Thank you for taking the time to report this bug. Updates to this package have been released since it was first reported. If you have time to update the package and re-test, please do so and report the results here. You can obtain the updated package by typing 'yum update <package>' or using the graphical updater, Software Update. -- Fedora Bugzappers volunteer triage team https://fedoraproject.org/wiki/BugZappers
This is a very hard bug to test, but I can see from looking at the latest glibc code and comparing this to comment 8 that the bug is not fixed yet. http://sourceware.org/git/?p=glibc.git;a=blob;f=sysdeps/posix/preadv.c;h=791077399e32ccf9066f47f40b12eb22ab0ccabc;hb=HEAD#l47
RHEL has a very easy reproducer for this, here: https://bugzilla.redhat.com/show_bug.cgi?id=606953
Ooops, forget last comment. Wrong bug. Right one is https://bugzilla.redhat.com/show_bug.cgi?id=555649
This bug appears to have been reported against 'rawhide' during the Fedora 14 development cycle. Changing version to '14'. More information and reason for this action is here: http://fedoraproject.org/wiki/BugZappers/HouseKeeping
Did this ever get fixed?
(In reply to comment #30) > Did this ever get fixed? No. However IIUC the latest glibc in Fedora was changed so that it now assumes a more recent kernel, and therefore the preadv/pwritev emulation path is compiled out, which is a fix of sorts.

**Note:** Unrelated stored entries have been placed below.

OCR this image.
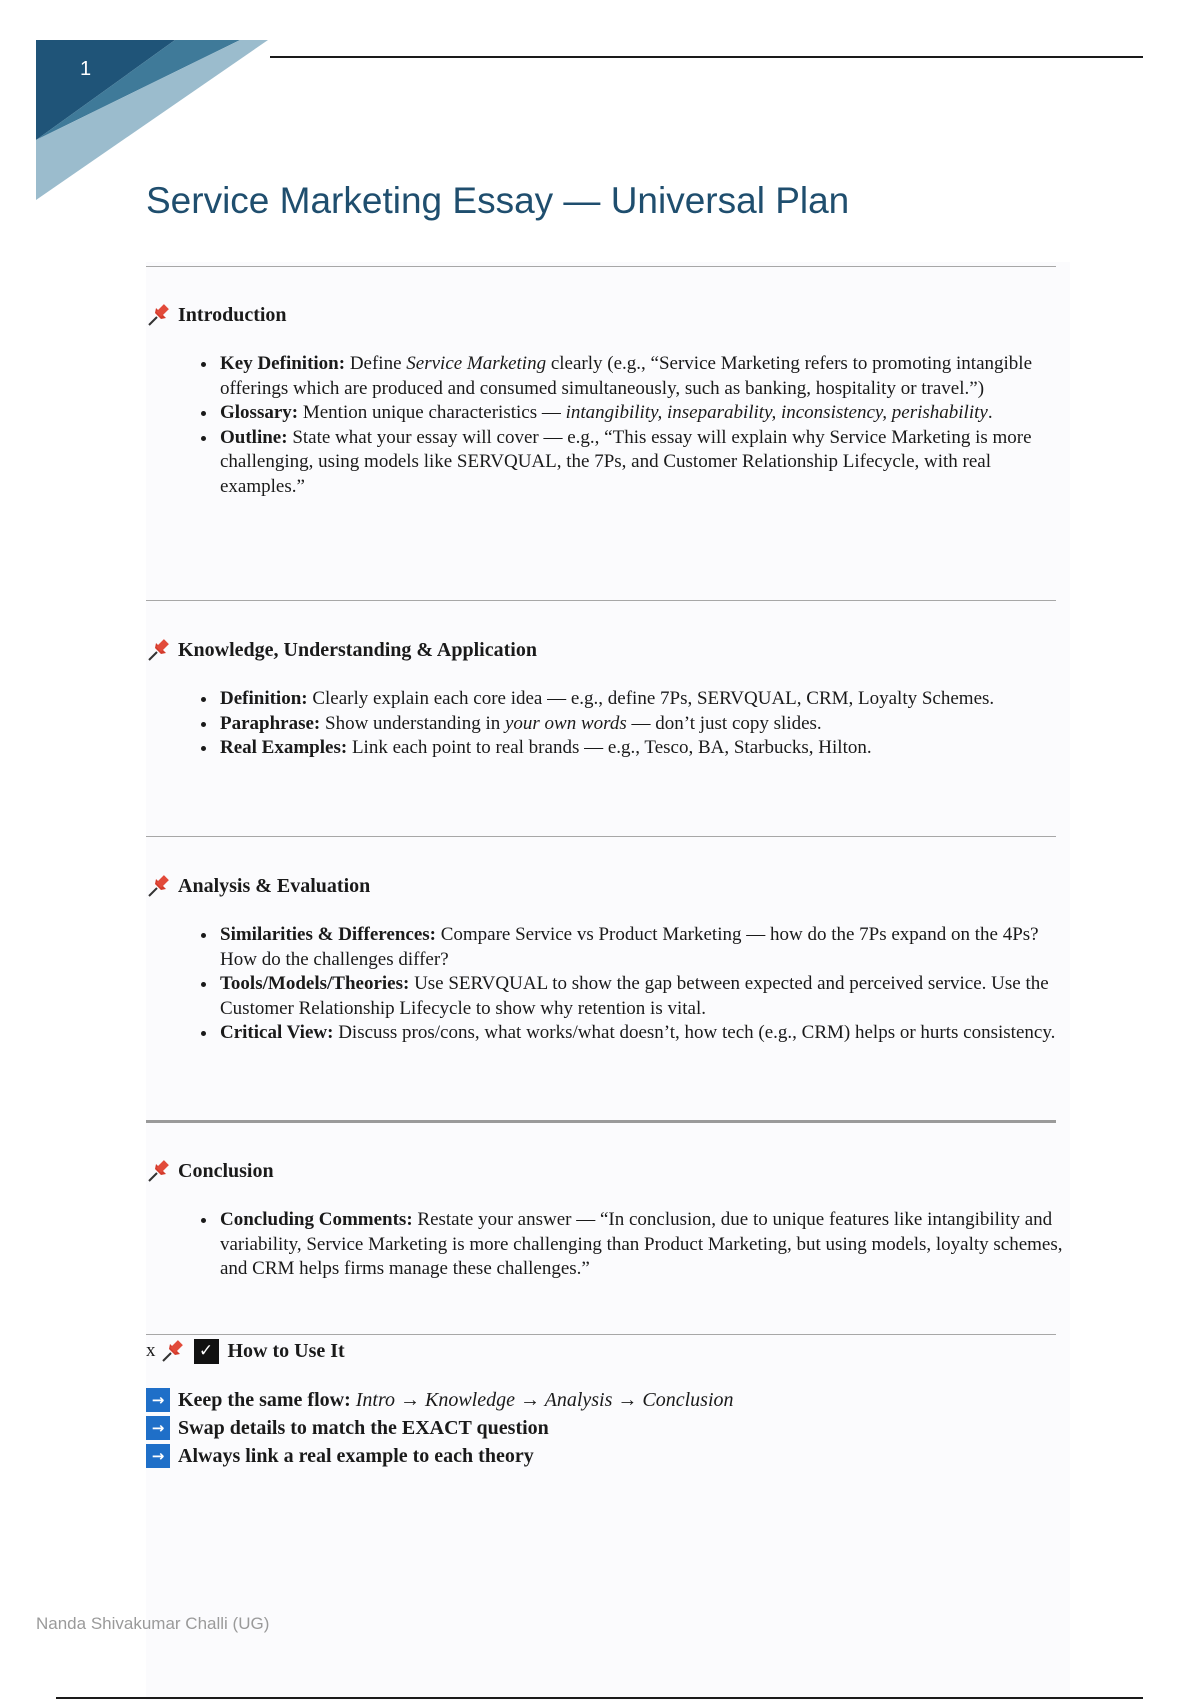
1
Service Marketing Essay — Universal Plan
Introduction
• Key Definition: Define Service Marketing clearly (e.g., “Service Marketing refers to promoting intangible offerings which are produced and consumed simultaneously, such as banking, hospitality or travel.”)
• Glossary: Mention unique characteristics — intangibility, inseparability, inconsistency, perishability.
• Outline: State what your essay will cover — e.g., “This essay will explain why Service Marketing is more challenging, using models like SERVQUAL, the 7Ps, and Customer Relationship Lifecycle, with real examples.”
Knowledge, Understanding & Application
• Definition: Clearly explain each core idea — e.g., define 7Ps, SERVQUAL, CRM, Loyalty Schemes.
• Paraphrase: Show understanding in your own words — don’t just copy slides.
• Real Examples: Link each point to real brands — e.g., Tesco, BA, Starbucks, Hilton.
Analysis & Evaluation
• Similarities & Differences: Compare Service vs Product Marketing — how do the 7Ps expand on the 4Ps? How do the challenges differ?
• Tools/Models/Theories: Use SERVQUAL to show the gap between expected and perceived service. Use the Customer Relationship Lifecycle to show why retention is vital.
• Critical View: Discuss pros/cons, what works/what doesn’t, how tech (e.g., CRM) helps or hurts consistency.
Conclusion
• Concluding Comments: Restate your answer — “In conclusion, due to unique features like intangibility and variability, Service Marketing is more challenging than Product Marketing, but using models, loyalty schemes, and CRM helps firms manage these challenges.”
x	✓ How to Use It
→ Keep the same flow: Intro → Knowledge → Analysis → Conclusion
→ Swap details to match the EXACT question
→ Always link a real example to each theory
Nanda Shivakumar Challi (UG)
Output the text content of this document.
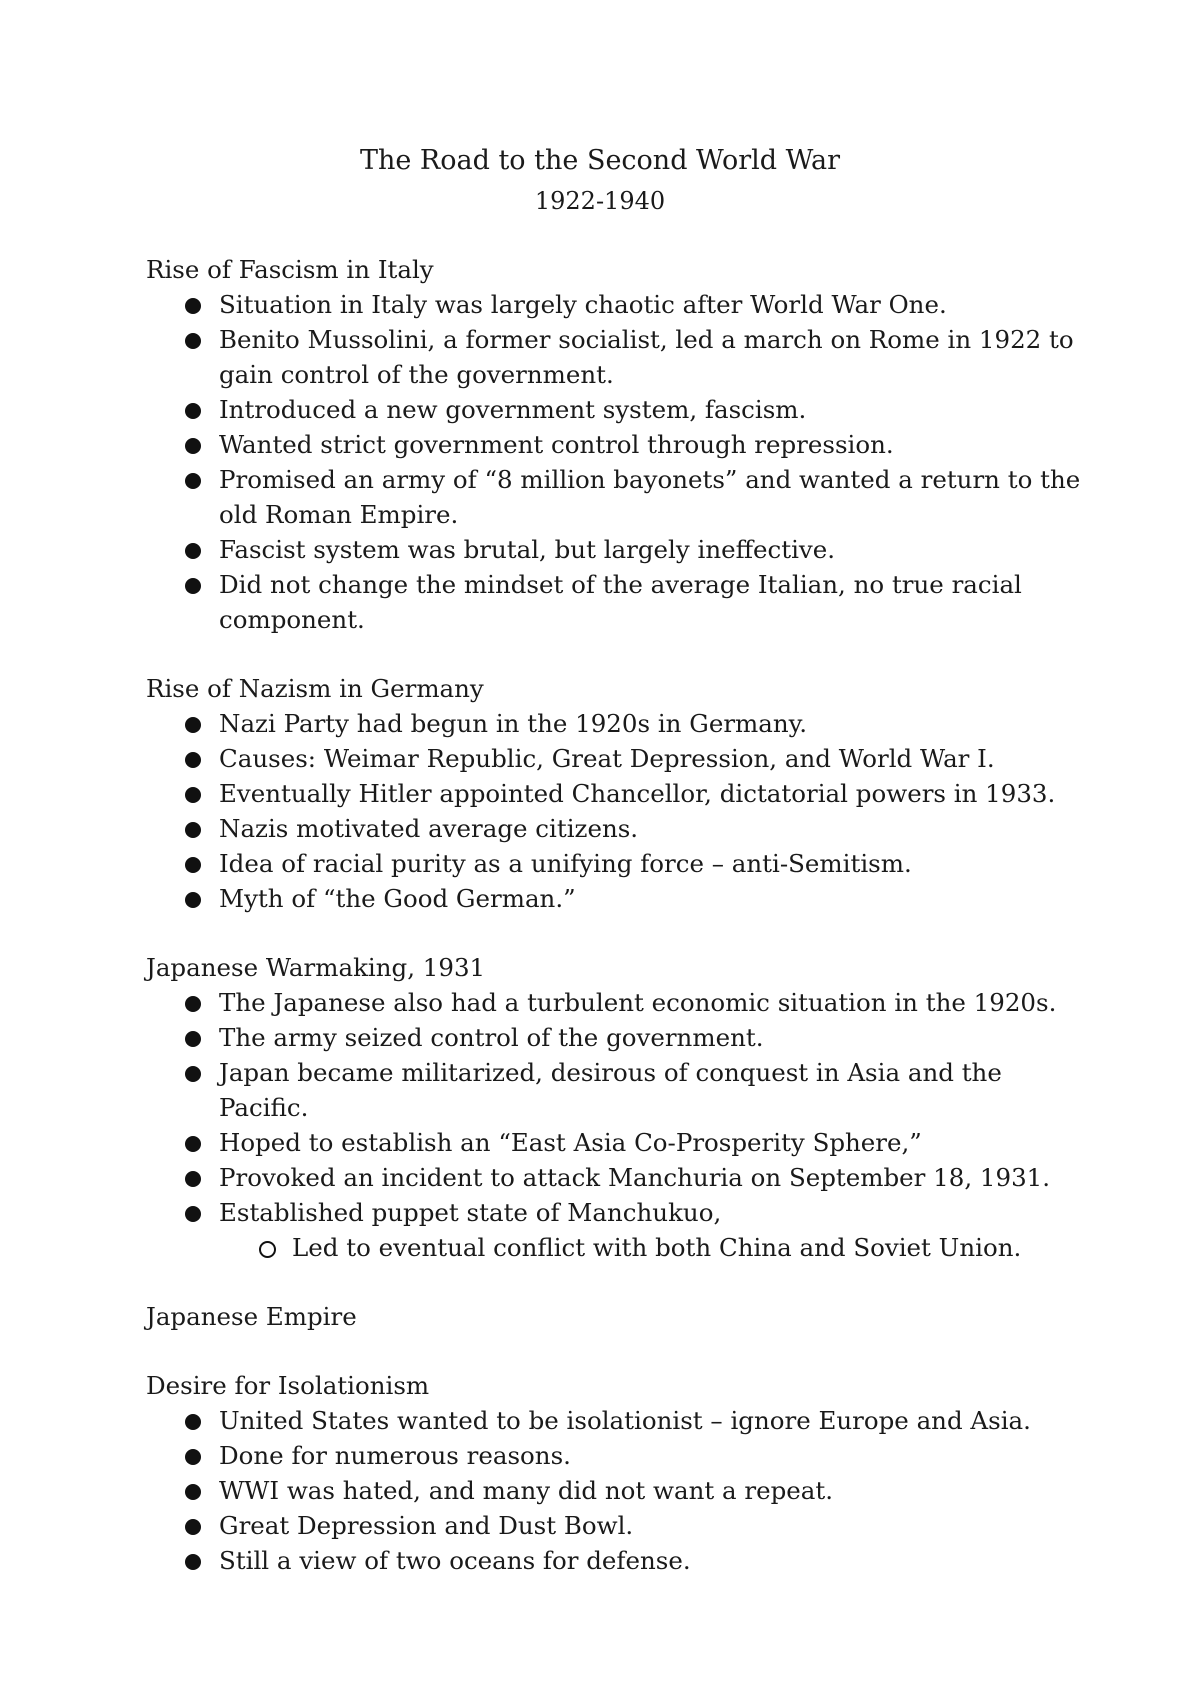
The Road to the Second World War
1922-1940

Rise of Fascism in Italy

Situation in Italy was largely chaotic after World War One.
Benito Mussolini, a former socialist, led a march on Rome in 1922 to gain control of the government.
Introduced a new government system, fascism.
Wanted strict government control through repression.
Promised an army of “8 million bayonets” and wanted a return to the old Roman Empire.
Fascist system was brutal, but largely ineffective.
Did not change the mindset of the average Italian, no true racial component.

Rise of Nazism in Germany

Nazi Party had begun in the 1920s in Germany.
Causes: Weimar Republic, Great Depression, and World War I.
Eventually Hitler appointed Chancellor, dictatorial powers in 1933.
Nazis motivated average citizens.
Idea of racial purity as a unifying force – anti-Semitism.
Myth of “the Good German.”

Japanese Warmaking, 1931

The Japanese also had a turbulent economic situation in the 1920s.
The army seized control of the government.
Japan became militarized, desirous of conquest in Asia and the Pacific.
Hoped to establish an “East Asia Co-Prosperity Sphere,”
Provoked an incident to attack Manchuria on September 18, 1931.
Established puppet state of Manchukuo,
Led to eventual conflict with both China and Soviet Union.

Japanese Empire

Desire for Isolationism

United States wanted to be isolationist – ignore Europe and Asia.
Done for numerous reasons.
WWI was hated, and many did not want a repeat.
Great Depression and Dust Bowl.
Still a view of two oceans for defense.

This package has changed ownership in the Fedora Package Database. Reassigning to the new owner of this component.
Given everyone's time constraints and the fact that glibc is assuming a reasonably modern kernel which avoids this problem, I'm closing this BZ.
I was bitten by this bug again just yesterday. The theory that glibc requires a modern kernel is a sound one. Unfortunately our Brew (and Koji) builders still run modern glibc on some ancient RHEL 5 kernel.
It's funny you should mention that, I was bitten by robust list bits a couple times in the last few weeks. Our releng folks told me the build machines are supposed to be running RHEL 6 kernels and are supposed to be updated roughly monthly. Clearly that's not the case. Sigh....
RHEL 6 builds in brew still use a RHEL 5 builder. I added 'uname -a' to one of my builds: Linux x86-009.build.bos.redhat.com 2.6.18-308.13.1.el5 #1 SMP Thu Jul 26 05:45:09 EDT 2012 x86_64 x86_64 x86_64 GNU/Linux I am told that RHEL *7* builds run on a RHEL 6 builder.